A city analyst has said yesterday's year-end profits announcement by Majestic Wine has left investors being asked to "display a lot of faith" as the company looks to get back on track.
New Majestic chief executive Rowan Gormley outlined plans to turn around the company's fortunes including smaller stores for London, a hacking back of the existing store opening programme and investment in staff training.
Gormley's optimistic note for the future came as the company delivered a 22.5% drop in profits for the year to March 30.
Ken Odeluga, a senior market analyst at City Index, said: "Whilst Majestic Wine's like-for-like performance over the year of +1.9% would be the envy of many a grocery retailer, it has booked a pre-tax profit that is below even the downgraded guidance given in April.
"It said in April it expected to post £21 million, but in the event it managed £18.4 million a fall of 22.5% year-on-year.
"This leaves the investor trying to square the sales performance - and Majestic's reassurance that trading has strengthened at the start of the year - with the company's bid for inorganic growth by purchasing Naked Wines.
"The buy was Majestic's response to tightening supermarket competition that has inevitably weighed on margins.

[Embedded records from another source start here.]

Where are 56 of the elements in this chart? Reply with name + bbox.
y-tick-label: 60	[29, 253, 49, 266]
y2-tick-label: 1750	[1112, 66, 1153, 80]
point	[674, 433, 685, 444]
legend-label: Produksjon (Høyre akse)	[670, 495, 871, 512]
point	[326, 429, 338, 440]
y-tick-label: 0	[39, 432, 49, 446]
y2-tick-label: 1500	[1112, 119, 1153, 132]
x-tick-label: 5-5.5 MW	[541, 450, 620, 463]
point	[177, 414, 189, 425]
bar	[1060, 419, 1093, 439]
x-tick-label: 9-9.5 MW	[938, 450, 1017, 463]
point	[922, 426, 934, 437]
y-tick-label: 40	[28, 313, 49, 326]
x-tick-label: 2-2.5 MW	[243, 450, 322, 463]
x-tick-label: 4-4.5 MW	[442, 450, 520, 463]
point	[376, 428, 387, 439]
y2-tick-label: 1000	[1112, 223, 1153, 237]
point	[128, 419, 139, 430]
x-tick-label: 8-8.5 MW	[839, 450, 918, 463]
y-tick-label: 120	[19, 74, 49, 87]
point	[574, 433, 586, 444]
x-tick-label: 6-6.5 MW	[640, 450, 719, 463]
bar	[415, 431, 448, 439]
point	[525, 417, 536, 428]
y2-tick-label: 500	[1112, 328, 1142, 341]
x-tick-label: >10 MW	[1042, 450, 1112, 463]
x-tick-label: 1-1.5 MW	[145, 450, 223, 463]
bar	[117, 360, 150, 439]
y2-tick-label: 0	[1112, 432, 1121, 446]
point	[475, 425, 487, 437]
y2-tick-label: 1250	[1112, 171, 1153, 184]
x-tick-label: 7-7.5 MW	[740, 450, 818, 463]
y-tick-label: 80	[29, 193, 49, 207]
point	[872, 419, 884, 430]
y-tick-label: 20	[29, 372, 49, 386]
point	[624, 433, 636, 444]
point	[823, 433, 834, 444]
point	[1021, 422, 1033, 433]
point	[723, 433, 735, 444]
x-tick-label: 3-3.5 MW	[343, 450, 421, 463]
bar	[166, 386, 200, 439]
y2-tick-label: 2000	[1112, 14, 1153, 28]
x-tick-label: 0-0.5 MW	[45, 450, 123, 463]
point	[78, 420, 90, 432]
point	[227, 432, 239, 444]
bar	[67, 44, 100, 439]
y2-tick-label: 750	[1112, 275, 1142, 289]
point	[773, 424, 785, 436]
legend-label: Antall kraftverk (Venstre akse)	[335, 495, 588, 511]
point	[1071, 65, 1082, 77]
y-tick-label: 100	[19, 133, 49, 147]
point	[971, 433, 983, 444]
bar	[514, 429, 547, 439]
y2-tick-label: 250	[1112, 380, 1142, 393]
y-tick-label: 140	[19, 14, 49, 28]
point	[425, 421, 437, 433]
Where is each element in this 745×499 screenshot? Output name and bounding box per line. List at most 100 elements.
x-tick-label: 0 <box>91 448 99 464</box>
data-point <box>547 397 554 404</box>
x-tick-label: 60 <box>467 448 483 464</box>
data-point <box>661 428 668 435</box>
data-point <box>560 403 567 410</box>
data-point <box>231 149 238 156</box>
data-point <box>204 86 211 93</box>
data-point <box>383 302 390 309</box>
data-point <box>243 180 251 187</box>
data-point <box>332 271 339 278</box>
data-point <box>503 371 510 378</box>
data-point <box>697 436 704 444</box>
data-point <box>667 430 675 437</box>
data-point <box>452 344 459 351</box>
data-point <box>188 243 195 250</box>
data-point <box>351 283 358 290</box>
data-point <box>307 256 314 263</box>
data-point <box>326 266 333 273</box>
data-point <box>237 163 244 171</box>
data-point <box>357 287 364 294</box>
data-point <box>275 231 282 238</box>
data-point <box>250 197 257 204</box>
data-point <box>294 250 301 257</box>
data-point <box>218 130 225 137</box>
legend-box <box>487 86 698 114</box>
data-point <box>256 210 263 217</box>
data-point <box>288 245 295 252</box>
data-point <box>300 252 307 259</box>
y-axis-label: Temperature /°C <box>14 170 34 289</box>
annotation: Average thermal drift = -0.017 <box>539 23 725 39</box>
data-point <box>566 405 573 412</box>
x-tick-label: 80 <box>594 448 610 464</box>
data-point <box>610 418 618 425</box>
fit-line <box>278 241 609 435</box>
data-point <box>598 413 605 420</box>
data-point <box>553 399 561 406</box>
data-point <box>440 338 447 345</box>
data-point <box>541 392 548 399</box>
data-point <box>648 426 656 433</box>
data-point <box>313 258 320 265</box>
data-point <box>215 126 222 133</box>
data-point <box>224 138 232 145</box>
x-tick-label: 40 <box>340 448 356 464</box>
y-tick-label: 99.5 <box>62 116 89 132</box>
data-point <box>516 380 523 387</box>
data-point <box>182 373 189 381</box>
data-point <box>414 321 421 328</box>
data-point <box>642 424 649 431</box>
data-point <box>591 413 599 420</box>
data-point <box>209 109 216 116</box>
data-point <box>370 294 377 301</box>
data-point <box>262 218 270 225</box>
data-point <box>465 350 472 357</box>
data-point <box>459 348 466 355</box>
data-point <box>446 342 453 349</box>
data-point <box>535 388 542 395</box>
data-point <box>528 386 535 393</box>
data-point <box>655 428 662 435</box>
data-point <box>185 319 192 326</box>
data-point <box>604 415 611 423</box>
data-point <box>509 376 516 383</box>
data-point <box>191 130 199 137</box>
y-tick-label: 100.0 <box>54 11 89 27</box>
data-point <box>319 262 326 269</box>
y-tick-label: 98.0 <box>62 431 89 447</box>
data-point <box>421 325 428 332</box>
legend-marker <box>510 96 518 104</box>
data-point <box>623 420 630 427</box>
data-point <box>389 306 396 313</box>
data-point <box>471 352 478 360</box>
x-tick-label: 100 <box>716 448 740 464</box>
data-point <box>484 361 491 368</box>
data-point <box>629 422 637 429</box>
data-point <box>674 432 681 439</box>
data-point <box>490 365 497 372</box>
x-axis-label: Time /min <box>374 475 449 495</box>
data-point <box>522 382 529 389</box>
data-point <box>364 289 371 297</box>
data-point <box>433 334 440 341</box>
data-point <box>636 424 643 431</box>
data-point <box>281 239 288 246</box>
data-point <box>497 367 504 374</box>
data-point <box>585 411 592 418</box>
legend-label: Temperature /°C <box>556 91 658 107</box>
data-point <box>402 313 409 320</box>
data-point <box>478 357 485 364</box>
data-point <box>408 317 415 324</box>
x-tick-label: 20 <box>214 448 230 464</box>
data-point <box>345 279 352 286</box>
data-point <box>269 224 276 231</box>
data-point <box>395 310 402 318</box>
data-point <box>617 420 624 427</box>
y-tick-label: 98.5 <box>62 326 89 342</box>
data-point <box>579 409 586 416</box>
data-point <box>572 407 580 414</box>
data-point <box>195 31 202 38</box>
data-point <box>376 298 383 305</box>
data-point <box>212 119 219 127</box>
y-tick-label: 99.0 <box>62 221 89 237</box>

"Naked's more emphatic international reach may provide the enlarged group with an advantage whilst it positions itself for a somewhat higher-bracket consumer.
"But investors are being asked to display a lot of faith in execution - sans dividend, until further notice - whilst deflationary, competitive and consumer discretionary sector risks have all been well-rehearsed over the last year."
City Index is a leading financial market spread betting, foreign exchange and derivative trading company.
Investec reaffirmed its "'buy" recommendation for Majestic and said profits were "in-line with downgraded numbers".
It added: "The strategic review confirms our belief that there are material self-help levers which can drive volumes, improve returns and unlock working capital inefficiencies.
"Profits will be held back short term as management test a number of initiatives and take the learnings to finesse its future investment plans. We remain excited about the Naked Wines business and see the longer-term growth potential of enlarged group as being undervalued."